10 Tips for New Homeschoolers Attending a Homeschool Convention

It’s homeschool convention time, aka homeschool Black Friday!

All around the country homeschool conventions are popping up full of the newest curriculum and educational resources available.  Most have tons of classes and speakers, and they can be a great place to begin when you are starting your homeschool journey.  However, thousands of square feet of convention hall full of hundreds of publishers can also be incredibly overwhelming.  So I thought I’d share my 10 tips for new homeschoolers attending their first homeschool convention.

homeschool convention tips Homeschool Convention Top Ten Tips:

  1. Do a little research before you go. My biggest piece of advice is to get a general idea of what you think you are looking for in a curriculum, and then mark those booths that seem to be what you want.  You can even make a homeschool convention board on Pinterest to keep track of what you want to see. Start with these booths so that you’ll be sure to have enough time to see everything they have to offer.  Then decide what you like and dislike about the curriculum before exploring other booths.
  2. Keep an open mind. Once you’ve done your research, seen your top contenders, and determined what you like and don’t like about them, it’s time to branch out.  There’s usually one subject where I don’t feel strongly about any particular publisher.  If you feel that way too, then start there.  Go around to other booths that offer curriculum in that subject and do the same evaluation you did in #1.  If you keep an open mind, you might find that what you thought you wanted isn’t really what you end up getting.  I’ve found some great curriculum this way over the years.
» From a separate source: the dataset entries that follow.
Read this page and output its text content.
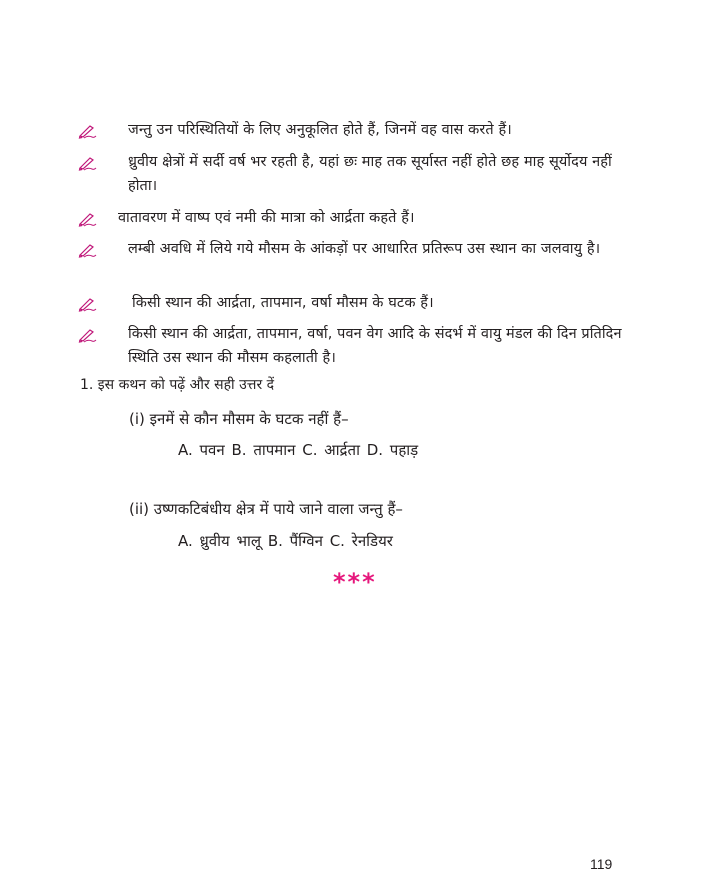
जन्तु उन परिस्थितियों के लिए अनुकूलित होते हैं, जिनमें वह वास करते हैं।
ध्रुवीय क्षेत्रों में सर्दी वर्ष भर रहती है, यहां छः माह तक सूर्यास्त नहीं होते छह माह सूर्योदय नहीं होता।
वातावरण में वाष्प एवं नमी की मात्रा को आर्द्रता कहते हैं।
लम्बी अवधि में लिये गये मौसम के आंकड़ों पर आधारित प्रतिरूप उस स्थान का जलवायु है।
किसी स्थान की आर्द्रता, तापमान, वर्षा मौसम के घटक हैं।
किसी स्थान की आर्द्रता, तापमान, वर्षा, पवन वेग आदि के संदर्भ में वायु मंडल की दिन प्रतिदिन स्थिति उस स्थान की मौसम कहलाती है।
1. इस कथन को पढ़ें और सही उत्तर दें
(i) इनमें से कौन मौसम के घटक नहीं हैं–
A. पवन B. तापमान C. आर्द्रता D. पहाड़
(ii) उष्णकटिबंधीय क्षेत्र में पाये जाने वाला जन्तु हैं–
A. ध्रुवीय भालू B. पैंग्विन C. रेनडियर
***
119
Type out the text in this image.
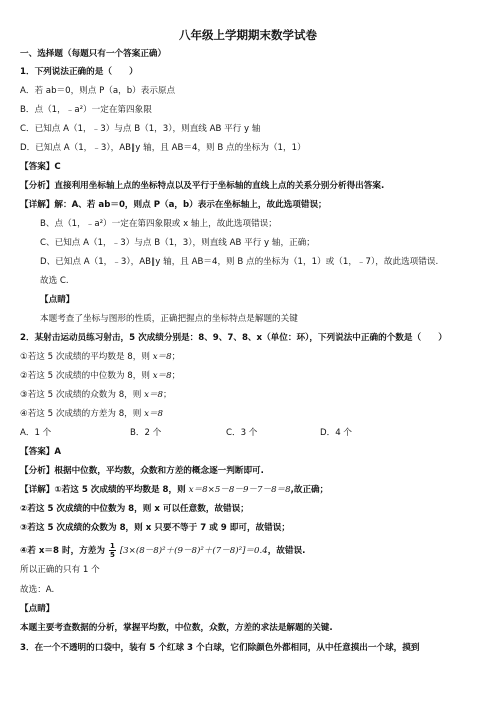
八年级上学期期末数学试卷
一、选择题（每题只有一个答案正确）
1．下列说法正确的是（　　）
A．若 ab＝0，则点 P（a，b）表示原点
B．点（1，﹣a²）一定在第四象限
C．已知点 A（1，﹣3）与点 B（1，3），则直线 AB 平行 y 轴
D．已知点 A（1，﹣3），AB∥y 轴，且 AB＝4，则 B 点的坐标为（1，1）
【答案】C
【分析】直接利用坐标轴上点的坐标特点以及平行于坐标轴的直线上点的关系分别分析得出答案.
【详解】解：A、若 ab＝0，则点 P（a，b）表示在坐标轴上，故此选项错误；
B、点（1，﹣a²）一定在第四象限或 x 轴上，故此选项错误；
C、已知点 A（1，﹣3）与点 B（1，3），则直线 AB 平行 y 轴，正确；
D、已知点 A（1，﹣3），AB∥y 轴，且 AB＝4，则 B 点的坐标为（1，1）或（1，﹣7），故此选项错误.
故选 C.
【点睛】
本题考查了坐标与图形的性质，正确把握点的坐标特点是解题的关键
2．某射击运动员练习射击，5 次成绩分别是：8、9、7、8、x（单位：环），下列说法中正确的个数是（　　）
①若这 5 次成绩的平均数是 8，则 x＝8；
②若这 5 次成绩的中位数为 8，则 x＝8；
③若这 5 次成绩的众数为 8，则 x＝8；
④若这 5 次成绩的方差为 8，则 x＝8
A．1 个	B．2 个	C．3 个	D．4 个
【答案】A
【分析】根据中位数，平均数，众数和方差的概念逐一判断即可.
【详解】①若这 5 次成绩的平均数是 8，则 x＝8×5－8－9－7－8＝8,故正确；
②若这 5 次成绩的中位数为 8，则 x 可以任意数，故错误；
③若这 5 次成绩的众数为 8，则 x 只要不等于 7 或 9 即可，故错误；
④若 x＝8 时，方差为 $\frac{1}{5} [3\times(8-8)^2+(9-8)^2+(7-8)^2]=0.4$，故错误.
所以正确的只有 1 个
故选：A.
【点睛】
本题主要考查数据的分析，掌握平均数，中位数，众数，方差的求法是解题的关键.
3．在一个不透明的口袋中，装有 5 个红球 3 个白球，它们除颜色外都相同，从中任意摸出一个球，摸到
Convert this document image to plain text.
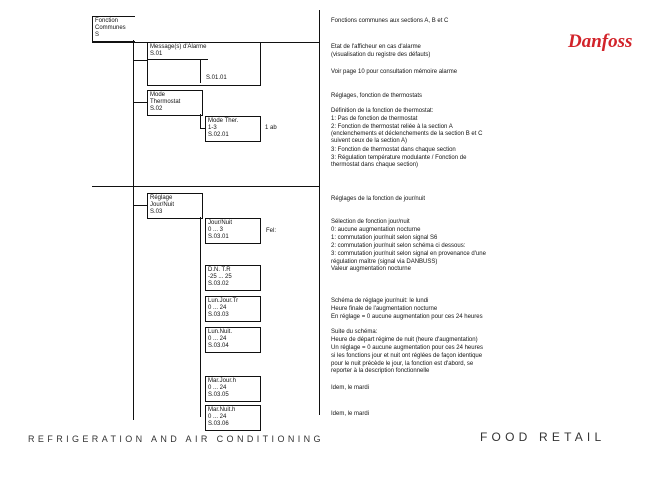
Danfoss
Fonction
Communes
S
Message(s) d'Alarme
S.01
S.01.01
Mode
Thermostat
S.02
Mode Ther.
1-3
S.02.01
1 ab
Réglage
Jour/Nuit
S.03
Jour/Nuit
0 ... 3
S.03.01
Fel:
D.N. T.R
-25 ... 25
S.03.02
Lun.Jour.Tr
0 ... 24
S.03.03
Lun.Nuit.
0 ... 24
S.03.04
Mar.Jour.h
0 ... 24
S.03.05
Mar.Nuit.h
0 ... 24
S.03.06
Fonctions communes aux sections A, B et C
Etat de l'afficheur en cas d'alarme
(visualisation du registre des défauts)
Voir page 10 pour consultation mémoire alarme
Réglages, fonction de thermostats
Définition de la fonction de thermostat:
1: Pas de fonction de thermostat
2: Fonction de thermostat reliée à la section A
(enclenchements et déclenchements de la section B et C
suivent ceux de la section A)
3: Fonction de thermostat dans chaque section
3: Régulation température modulante / Fonction de
thermostat dans chaque section)
Réglages de la fonction de jour/nuit
Sélection de fonction jour/nuit
0: aucune augmentation nocturne
1: commutation jour/nuit selon signal S6
2: commutation jour/nuit selon schéma ci dessous:
3: commutation jour/nuit selon signal en provenance d'une
régulation maître (signal via DANBUSS)
Valeur augmentation nocturne
Schéma de réglage jour/nuit: le lundi
Heure finale de l'augmentation nocturne
En réglage = 0 aucune augmentation pour ces 24 heures
Suite du schéma:
Heure de départ régime de nuit (heure d'augmentation)
Un réglage = 0 aucune augmentation pour ces 24 heures
si les fonctions jour et nuit ont réglées de façon identique
pour le nuit précède le jour, la fonction est d'abord, se
reporter à la description fonctionnelle
Idem, le mardi
Idem, le mardi
REFRIGERATION AND AIR CONDITIONING	FOOD RETAIL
  3. Attend classes. Most likely there will be classes at the homeschool convention for new homeschoolers, and these can be an invaluable source of information and encouragement.  Take notes so that you can reflect when you get home on all that you saw and heard.  Often publishers will also hold classes, and attending these can give you a better insight into that curriculum and whether or not it will work for your family.
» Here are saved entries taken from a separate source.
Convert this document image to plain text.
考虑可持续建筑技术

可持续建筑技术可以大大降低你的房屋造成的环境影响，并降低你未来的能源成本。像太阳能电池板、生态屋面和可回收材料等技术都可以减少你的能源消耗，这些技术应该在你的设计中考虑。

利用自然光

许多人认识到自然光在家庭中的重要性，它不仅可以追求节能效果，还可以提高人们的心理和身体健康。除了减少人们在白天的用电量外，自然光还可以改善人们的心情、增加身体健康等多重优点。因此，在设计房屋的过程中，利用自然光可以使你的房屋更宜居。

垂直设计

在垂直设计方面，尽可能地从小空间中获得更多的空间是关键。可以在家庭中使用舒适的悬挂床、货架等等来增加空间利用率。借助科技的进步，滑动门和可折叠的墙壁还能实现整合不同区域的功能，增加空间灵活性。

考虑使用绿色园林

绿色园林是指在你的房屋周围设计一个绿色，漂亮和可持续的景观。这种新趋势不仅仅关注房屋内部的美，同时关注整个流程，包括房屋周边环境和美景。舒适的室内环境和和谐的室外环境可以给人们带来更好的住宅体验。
  4. Set a budget for ‘extras.’ I know you think you will be able to resist all the cool offerings of educational resources and stick to just the books you need , but trust me, you’re going to find something that will just really get your kids interested in what you’re teaching, or be super fun, or make your life way easier.  Set a budget before you go for the little extras that you are going to find so that you can indulge but not break the bank.
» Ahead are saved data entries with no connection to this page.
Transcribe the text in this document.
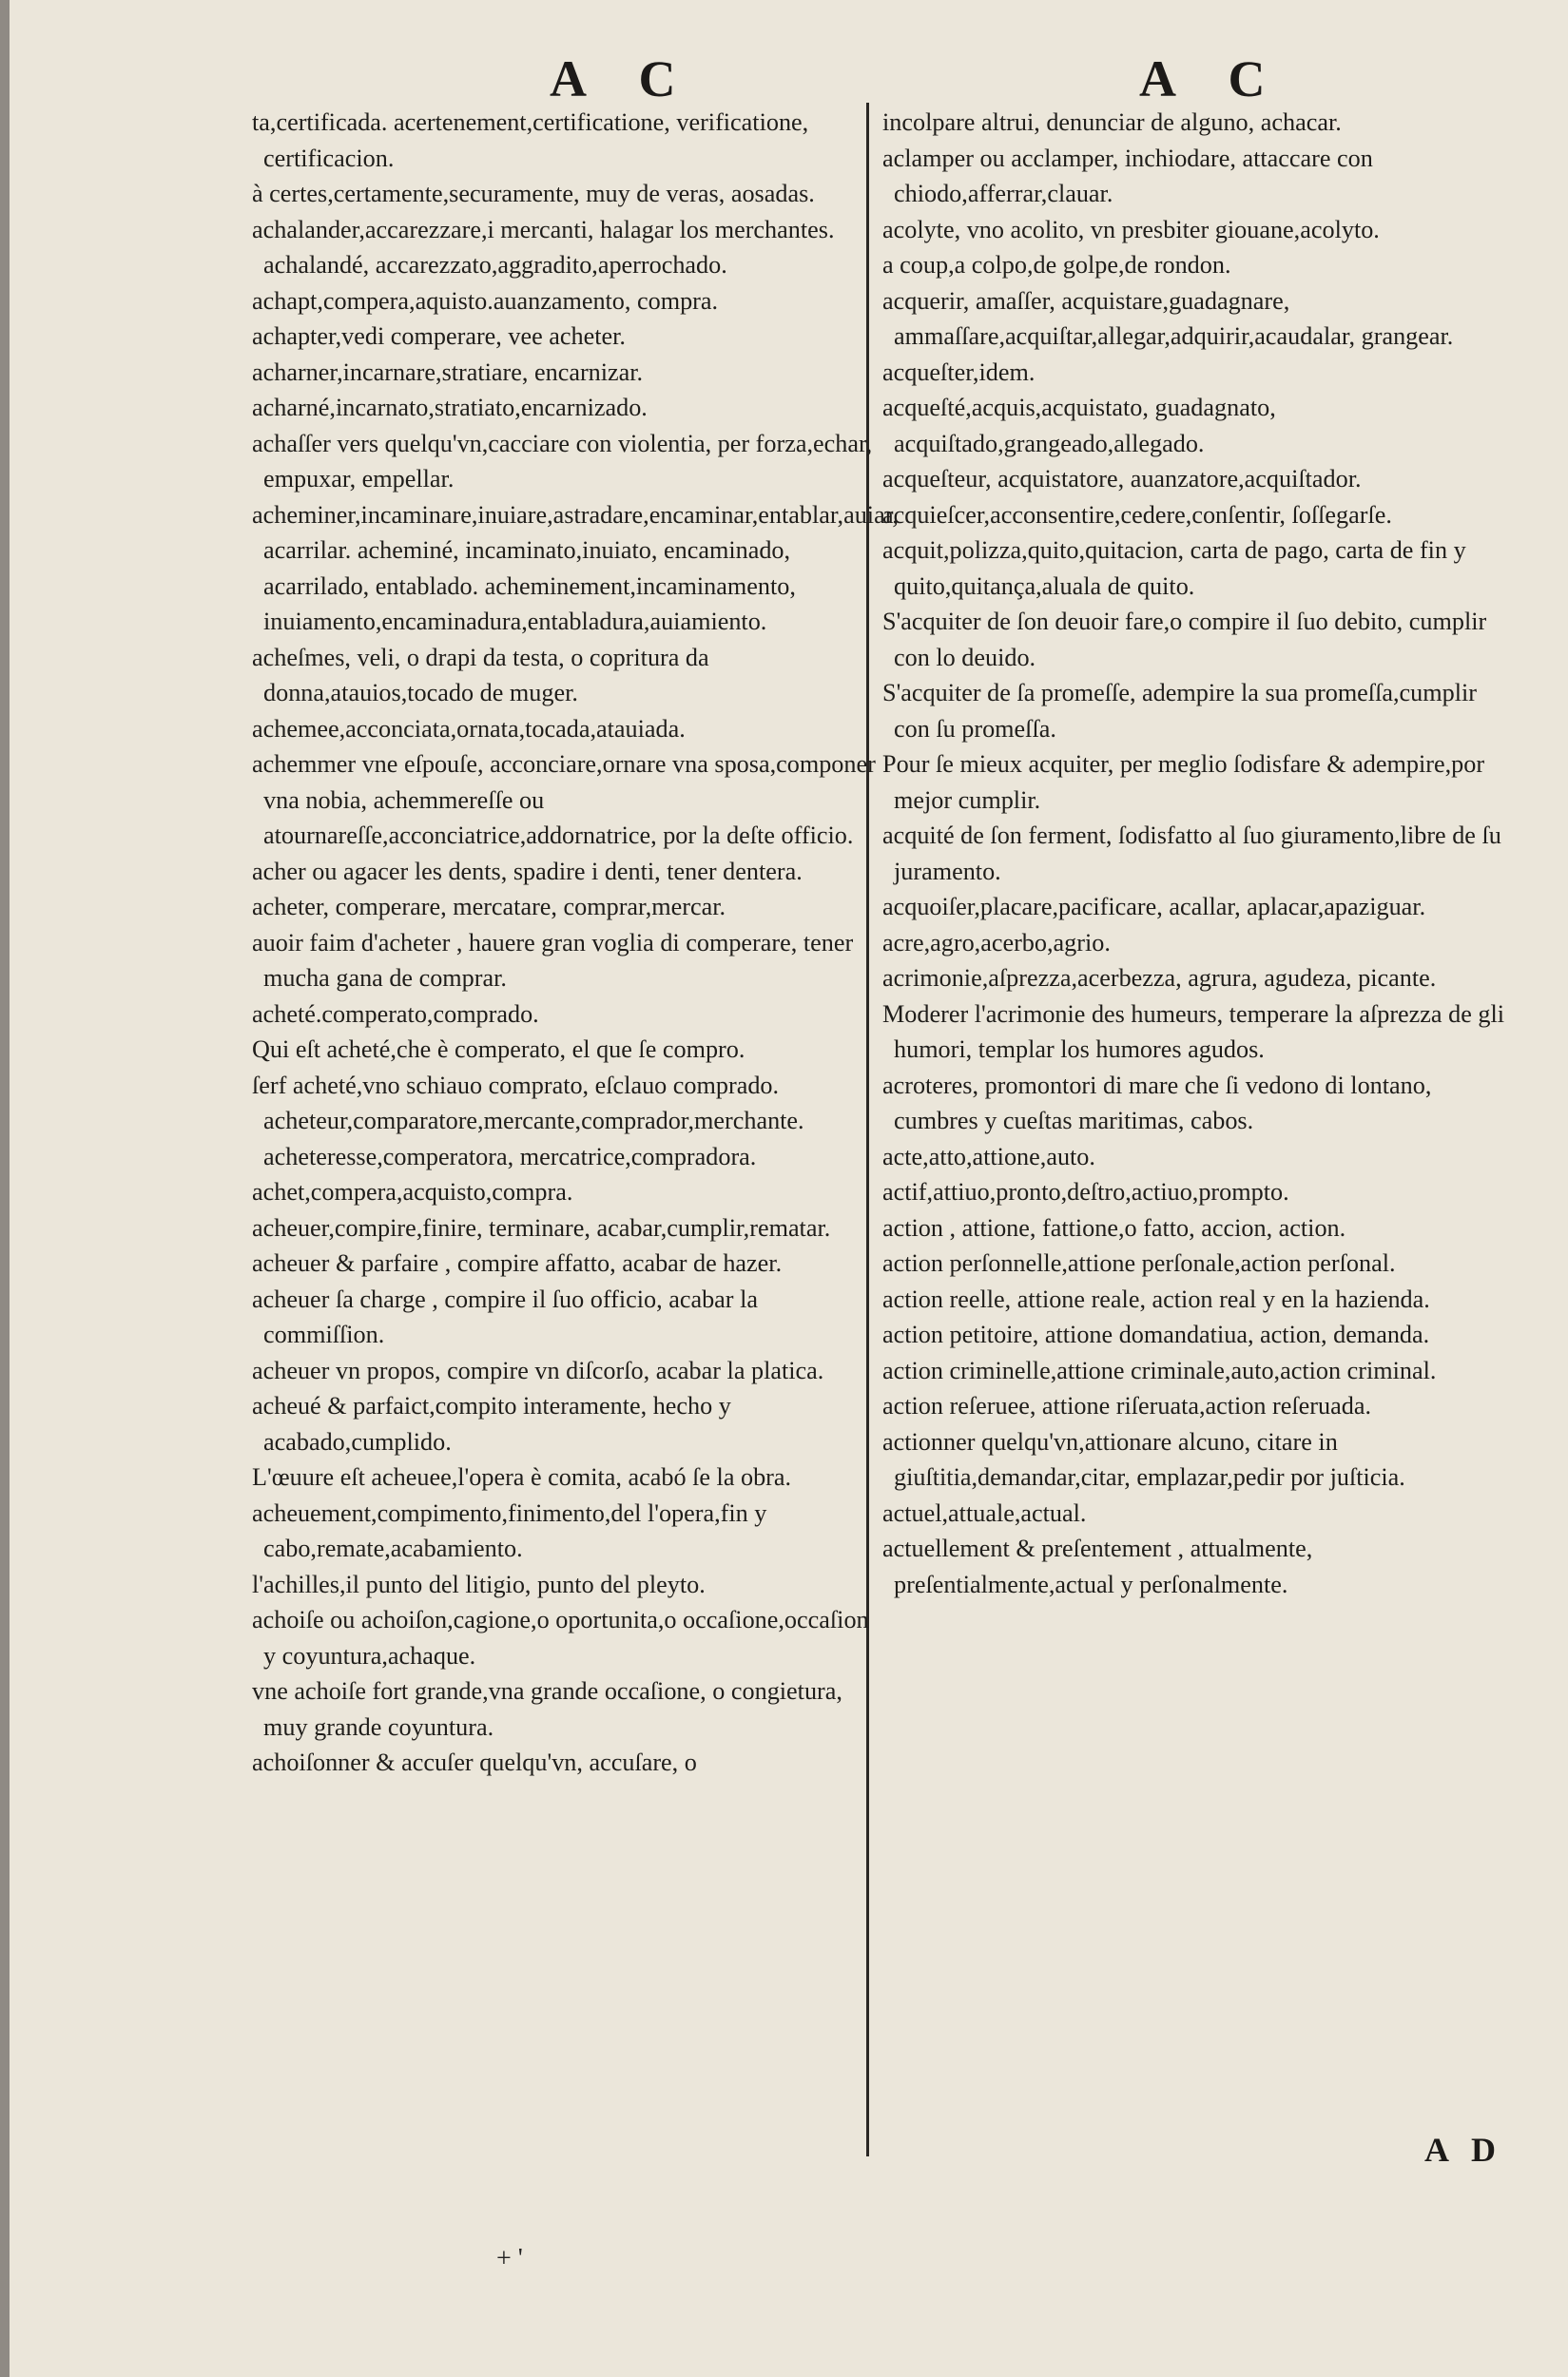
A C	A C

ta,certificada. acertenement,certificatione, verificatione, certificacion.

à certes,certamente,securamente, muy de veras, aosadas.

achalander,accarezzare,i mercanti, halagar los merchantes. achalandé, accarezzato,aggradito,aperrochado.

achapt,compera,aquisto.auanzamento, compra.

achapter,vedi comperare, vee acheter.

acharner,incarnare,stratiare, encarnizar.

acharné,incarnato,stratiato,encarnizado.

achaſſer vers quelqu'vn,cacciare con violentia, per forza,echar, empuxar, empellar.

acheminer,incaminare,inuiare,astradare,encaminar,entablar,auiar, acarrilar. acheminé, incaminato,inuiato, encaminado, acarrilado, entablado. acheminement,incaminamento, inuiamento,encaminadura,entabladura,auiamiento.

acheſmes, veli, o drapi da testa, o copritura da donna,atauios,tocado de muger.

achemee,acconciata,ornata,tocada,atauiada.

achemmer vne eſpouſe, acconciare,ornare vna sposa,componer vna nobia, achemmereſſe ou atournareſſe,acconciatrice,addornatrice, por la deſte officio.

acher ou agacer les dents, spadire i denti, tener dentera.

acheter, comperare, mercatare, comprar,mercar.

auoir faim d'acheter , hauere gran voglia di comperare, tener mucha gana de comprar.

acheté.comperato,comprado.

Qui eſt acheté,che è comperato, el que ſe compro.

ſerf acheté,vno schiauo comprato, eſclauo comprado. acheteur,comparatore,mercante,comprador,merchante. acheteresse,comperatora, mercatrice,compradora.

achet,compera,acquisto,compra.

acheuer,compire,finire, terminare, acabar,cumplir,rematar.

acheuer & parfaire , compire affatto, acabar de hazer.

acheuer ſa charge , compire il ſuo officio, acabar la commiſſion.

acheuer vn propos, compire vn diſcorſo, acabar la platica.

acheué & parfaict,compito interamente, hecho y acabado,cumplido.

L'œuure eſt acheuee,l'opera è comita, acabó ſe la obra.

acheuement,compimento,finimento,del l'opera,fin y cabo,remate,acabamiento.

l'achilles,il punto del litigio, punto del pleyto.

achoiſe ou achoiſon,cagione,o oportunita,o occaſione,occaſion y coyuntura,achaque.

vne achoiſe fort grande,vna grande occaſione, o congietura, muy grande coyuntura.

achoiſonner & accuſer quelqu'vn, accuſare, o

incolpare altrui, denunciar de alguno, achacar.

aclamper ou acclamper, inchiodare, attaccare con chiodo,afferrar,clauar.

acolyte, vno acolito, vn presbiter giouane,acolyto.

a coup,a colpo,de golpe,de rondon.

acquerir, amaſſer, acquistare,guadagnare, ammaſſare,acquiſtar,allegar,adquirir,acaudalar, grangear.

acqueſter,idem.

acqueſté,acquis,acquistato, guadagnato, acquiſtado,grangeado,allegado.

acqueſteur, acquistatore, auanzatore,acquiſtador.

acquieſcer,acconsentire,cedere,conſentir, ſoſſegarſe.

acquit,polizza,quito,quitacion, carta de pago, carta de fin y quito,quitança,aluala de quito.

S'acquiter de ſon deuoir fare,o compire il ſuo debito, cumplir con lo deuido.

S'acquiter de ſa promeſſe, adempire la sua promeſſa,cumplir con ſu promeſſa.

Pour ſe mieux acquiter, per meglio ſodisfare & adempire,por mejor cumplir.

acquité de ſon ferment, ſodisfatto al ſuo giuramento,libre de ſu juramento.

acquoiſer,placare,pacificare, acallar, aplacar,apaziguar.

acre,agro,acerbo,agrio.

acrimonie,aſprezza,acerbezza, agrura, agudeza, picante.

Moderer l'acrimonie des humeurs, temperare la aſprezza de gli humori, templar los humores agudos.

acroteres, promontori di mare che ſi vedono di lontano, cumbres y cueſtas maritimas, cabos.

acte,atto,attione,auto.

actif,attiuo,pronto,deſtro,actiuo,prompto.

action , attione, fattione,o fatto, accion, action.

action perſonnelle,attione perſonale,action perſonal.

action reelle, attione reale, action real y en la hazienda.

action petitoire, attione domandatiua, action, demanda.

action criminelle,attione criminale,auto,action criminal.

action reſeruee, attione riſeruata,action reſeruada.

actionner quelqu'vn,attionare alcuno, citare in giuſtitia,demandar,citar, emplazar,pedir por juſticia.

actuel,attuale,actual.

actuellement & preſentement , attualmente, preſentialmente,actual y perſonalmente.

A D
+ '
  5. You can’t teach it all. While I’m sure there’s a homeschool family somewhere that has their kindergartener reading the New Testament in the original Greek while they decline their Latin and build robots for an MIT science competition, if you’re not that family it’s okay.  There is far more available than you will ever be able to teach.  Remember what your goals are for your homeschool, and resist the urge to try and do it all.  Do what’s right for your child and your family for this year.
  6. Focus on this year. I always like to get an idea while I’m at a homeschool convention of what I might want to teach in the future, but sometimes it’s hard to focus on the here and now.  Know what subjects you want to teach before you go, and try to limit yourself to those areas.  Keep a list in your convention brochure to keep you on task.
  7. Go more than one day. If it’s at all financially feasible, attend the convention for at least 2 days.  It’s almost impossible to go to all the classes and see all the booths you want in just 1 day, and that can also lead to impulse buying.  If you’re able to go for 2 days, spend the first gathering information, and then when you get back to the hotel go over it again.
  8. Don’t buy anything on day 1. If you are able to go for more than a day, your wallet will thank you for waiting until the 2nd day before buying anything.  Mark your convention program with the booths you want to purchase from and how much the items are.  This gives you time to get some perspective and add up the costs of what you think you want.  That way on day 2 you can go straight to the booth and make your purchases, giving you a better chance of sticking to your budget.
  9. Collect cards and flyers for later. If you see a really great booth that has something you know you might want later or for another school year, grab a card and a flyer to bring home.  You can keep these in a file so that when you go to plan the next school year you have them.  My favorite thing to do is to look up the websites when I get home and pin them to my Pinterest boards.  Then I can access them whenever I need them and they can stay organized by subject.
  10. Breathe. There’s a lot of good stuff out there.  You’ll never be able to teach it all.  Don’t get overwhelmed or discouraged by that.  You are going to do amazing, and curriculum is just a tool to help you explore God’s creation.  There’s no need to worry about what others are doing – they don’t have your kids or your circumstances.  Take a deep breath and enjoy this remarkable journey of educating your kids.  It’s gonna be alright!